A systematic review of neurogenesis in animal models of early brain damage: Implications for cerebral palsy

Brain damage during early life is the main factor in the development of cerebral palsy (CP), which is one of the leading neurodevelopmental disorders in childhood. Few studies, however, have focused on the mechanisms of cell proliferation, migration, and differentiation in the brain of individuals with CP. We thus conducted a systematic review of preclinical evidence of structural neurogenesis in early brain damage and the underlying mechanisms involved in the pathogenesis of CP. Studies were obtained from Embase, Pubmed, Scopus, and Web of Science.

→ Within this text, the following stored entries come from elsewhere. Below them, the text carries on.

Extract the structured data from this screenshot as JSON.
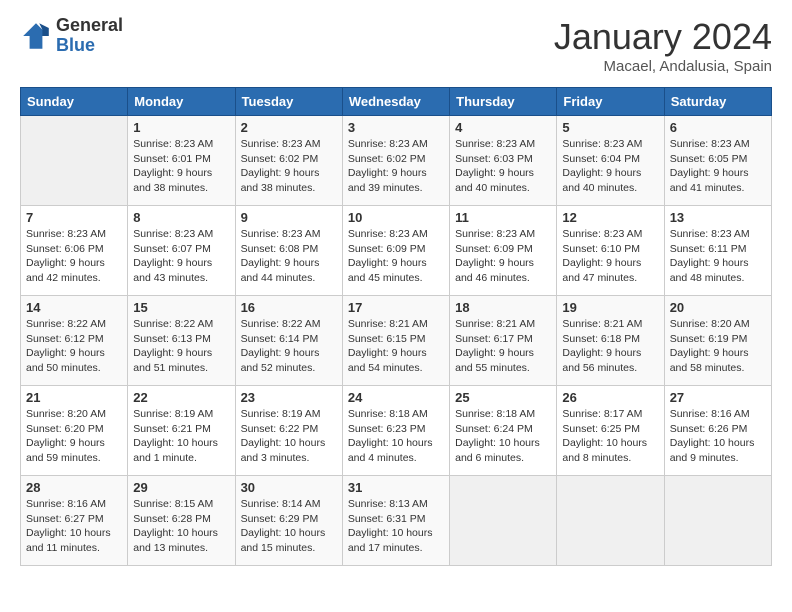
{
  "logo": {
    "line1": "General",
    "line2": "Blue"
  },
  "title": "January 2024",
  "subtitle": "Macael, Andalusia, Spain",
  "days_of_week": [
    "Sunday",
    "Monday",
    "Tuesday",
    "Wednesday",
    "Thursday",
    "Friday",
    "Saturday"
  ],
  "weeks": [
    [
      {
        "day": "",
        "info": ""
      },
      {
        "day": "1",
        "info": "Sunrise: 8:23 AM\nSunset: 6:01 PM\nDaylight: 9 hours and 38 minutes."
      },
      {
        "day": "2",
        "info": "Sunrise: 8:23 AM\nSunset: 6:02 PM\nDaylight: 9 hours and 38 minutes."
      },
      {
        "day": "3",
        "info": "Sunrise: 8:23 AM\nSunset: 6:02 PM\nDaylight: 9 hours and 39 minutes."
      },
      {
        "day": "4",
        "info": "Sunrise: 8:23 AM\nSunset: 6:03 PM\nDaylight: 9 hours and 40 minutes."
      },
      {
        "day": "5",
        "info": "Sunrise: 8:23 AM\nSunset: 6:04 PM\nDaylight: 9 hours and 40 minutes."
      },
      {
        "day": "6",
        "info": "Sunrise: 8:23 AM\nSunset: 6:05 PM\nDaylight: 9 hours and 41 minutes."
      }
    ],
    [
      {
        "day": "7",
        "info": "Sunrise: 8:23 AM\nSunset: 6:06 PM\nDaylight: 9 hours and 42 minutes."
      },
      {
        "day": "8",
        "info": "Sunrise: 8:23 AM\nSunset: 6:07 PM\nDaylight: 9 hours and 43 minutes."
      },
      {
        "day": "9",
        "info": "Sunrise: 8:23 AM\nSunset: 6:08 PM\nDaylight: 9 hours and 44 minutes."
      },
      {
        "day": "10",
        "info": "Sunrise: 8:23 AM\nSunset: 6:09 PM\nDaylight: 9 hours and 45 minutes."
      },
      {
        "day": "11",
        "info": "Sunrise: 8:23 AM\nSunset: 6:09 PM\nDaylight: 9 hours and 46 minutes."
      },
      {
        "day": "12",
        "info": "Sunrise: 8:23 AM\nSunset: 6:10 PM\nDaylight: 9 hours and 47 minutes."
      },
      {
        "day": "13",
        "info": "Sunrise: 8:23 AM\nSunset: 6:11 PM\nDaylight: 9 hours and 48 minutes."
      }
    ],
    [
      {
        "day": "14",
        "info": "Sunrise: 8:22 AM\nSunset: 6:12 PM\nDaylight: 9 hours and 50 minutes."
      },
      {
        "day": "15",
        "info": "Sunrise: 8:22 AM\nSunset: 6:13 PM\nDaylight: 9 hours and 51 minutes."
      },
      {
        "day": "16",
        "info": "Sunrise: 8:22 AM\nSunset: 6:14 PM\nDaylight: 9 hours and 52 minutes."
      },
      {
        "day": "17",
        "info": "Sunrise: 8:21 AM\nSunset: 6:15 PM\nDaylight: 9 hours and 54 minutes."
      },
      {
        "day": "18",
        "info": "Sunrise: 8:21 AM\nSunset: 6:17 PM\nDaylight: 9 hours and 55 minutes."
      },
      {
        "day": "19",
        "info": "Sunrise: 8:21 AM\nSunset: 6:18 PM\nDaylight: 9 hours and 56 minutes."
      },
      {
        "day": "20",
        "info": "Sunrise: 8:20 AM\nSunset: 6:19 PM\nDaylight: 9 hours and 58 minutes."
      }
    ],
    [
      {
        "day": "21",
        "info": "Sunrise: 8:20 AM\nSunset: 6:20 PM\nDaylight: 9 hours and 59 minutes."
      },
      {
        "day": "22",
        "info": "Sunrise: 8:19 AM\nSunset: 6:21 PM\nDaylight: 10 hours and 1 minute."
      },
      {
        "day": "23",
        "info": "Sunrise: 8:19 AM\nSunset: 6:22 PM\nDaylight: 10 hours and 3 minutes."
      },
      {
        "day": "24",
        "info": "Sunrise: 8:18 AM\nSunset: 6:23 PM\nDaylight: 10 hours and 4 minutes."
      },
      {
        "day": "25",
        "info": "Sunrise: 8:18 AM\nSunset: 6:24 PM\nDaylight: 10 hours and 6 minutes."
      },
      {
        "day": "26",
        "info": "Sunrise: 8:17 AM\nSunset: 6:25 PM\nDaylight: 10 hours and 8 minutes."
      },
      {
        "day": "27",
        "info": "Sunrise: 8:16 AM\nSunset: 6:26 PM\nDaylight: 10 hours and 9 minutes."
      }
    ],
    [
      {
        "day": "28",
        "info": "Sunrise: 8:16 AM\nSunset: 6:27 PM\nDaylight: 10 hours and 11 minutes."
      },
      {
        "day": "29",
        "info": "Sunrise: 8:15 AM\nSunset: 6:28 PM\nDaylight: 10 hours and 13 minutes."
      },
      {
        "day": "30",
        "info": "Sunrise: 8:14 AM\nSunset: 6:29 PM\nDaylight: 10 hours and 15 minutes."
      },
      {
        "day": "31",
        "info": "Sunrise: 8:13 AM\nSunset: 6:31 PM\nDaylight: 10 hours and 17 minutes."
      },
      {
        "day": "",
        "info": ""
      },
      {
        "day": "",
        "info": ""
      },
      {
        "day": "",
        "info": ""
      }
    ]
  ]
}
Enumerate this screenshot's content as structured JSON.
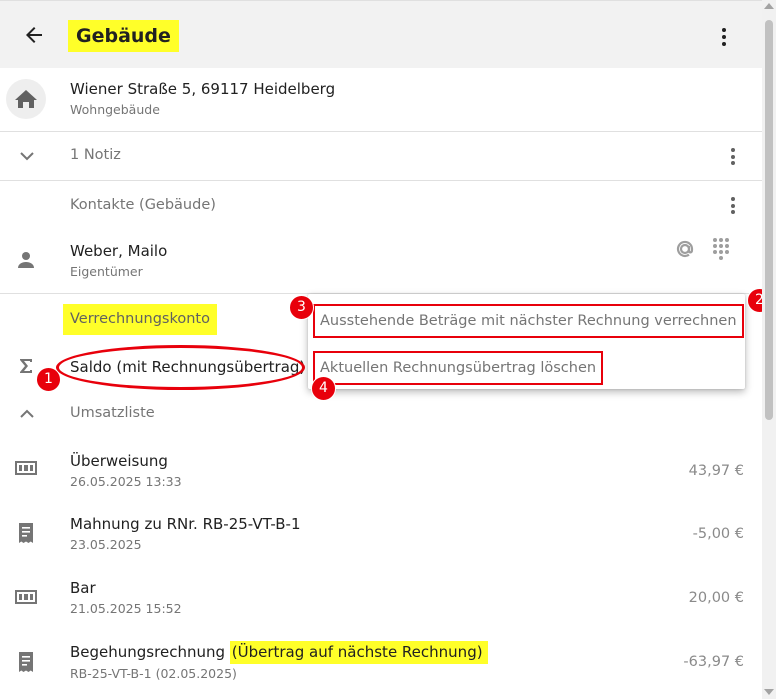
{
  "header": {
    "title": "Gebäude"
  },
  "building": {
    "address": "Wiener Straße 5, 69117 Heidelberg",
    "type": "Wohngebäude"
  },
  "notes": {
    "label": "1 Notiz"
  },
  "contacts": {
    "section_label": "Kontakte (Gebäude)",
    "items": [
      {
        "name": "Weber, Mailo",
        "role": "Eigentümer"
      }
    ]
  },
  "account": {
    "section_label": "Verrechnungskonto",
    "balance_label": "Saldo (mit Rechnungsübertrag)"
  },
  "context_menu": {
    "items": [
      {
        "label": "Ausstehende Beträge mit nächster Rechnung verrechnen"
      },
      {
        "label": "Aktuellen Rechnungsübertrag löschen"
      }
    ]
  },
  "annotations": {
    "badges": [
      "1",
      "2",
      "3",
      "4"
    ],
    "color": "#e8000b",
    "highlight_color": "#ffff29"
  },
  "transactions": {
    "section_label": "Umsatzliste",
    "items": [
      {
        "title": "Überweisung",
        "title_extra": "",
        "subtitle": "26.05.2025 13:33",
        "amount": "43,97 €",
        "icon": "cash-icon"
      },
      {
        "title": "Mahnung zu RNr. RB-25-VT-B-1",
        "title_extra": "",
        "subtitle": "23.05.2025",
        "amount": "-5,00 €",
        "icon": "receipt-icon"
      },
      {
        "title": "Bar",
        "title_extra": "",
        "subtitle": "21.05.2025 15:52",
        "amount": "20,00 €",
        "icon": "cash-icon"
      },
      {
        "title": "Begehungsrechnung ",
        "title_extra": "(Übertrag auf nächste Rechnung)",
        "subtitle": "RB-25-VT-B-1 (02.05.2025)",
        "amount": "-63,97 €",
        "icon": "receipt-icon"
      }
    ]
  }
}
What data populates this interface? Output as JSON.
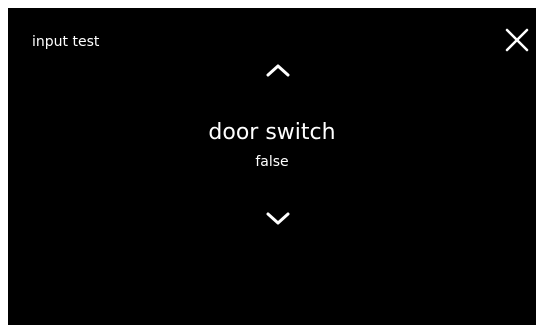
{
  "screen": {
    "title": "input test",
    "background_color": "#000000",
    "text_color": "#ffffff"
  },
  "controls": {
    "close_icon": "close-icon",
    "up_icon": "chevron-up-icon",
    "down_icon": "chevron-down-icon"
  },
  "input": {
    "name": "door switch",
    "value": "false"
  }
}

After screening 2329 studies, 29 studies, covering a total of 751 animals, were included. Prenatal models based on oxygen deprivation, inflammatory response and infection, postnatal models based on oxygen deprivation or hypoxic-ischemia, and intraventricular hemorrhage models showed varying neurogenesis responses according to the nature of the brain damage, the time period during which the brain injury occurred, proliferative capacity, pattern of migration, and differentiation profile in neurogenic niches. Results mainly from rodent studies suggest that prenatal brain damage impacts neurogenesis and curbs generation of neural stem cells, while postnatal models show increased proliferation of neural precursor cells, improper migration, and reduced survival of new neurons.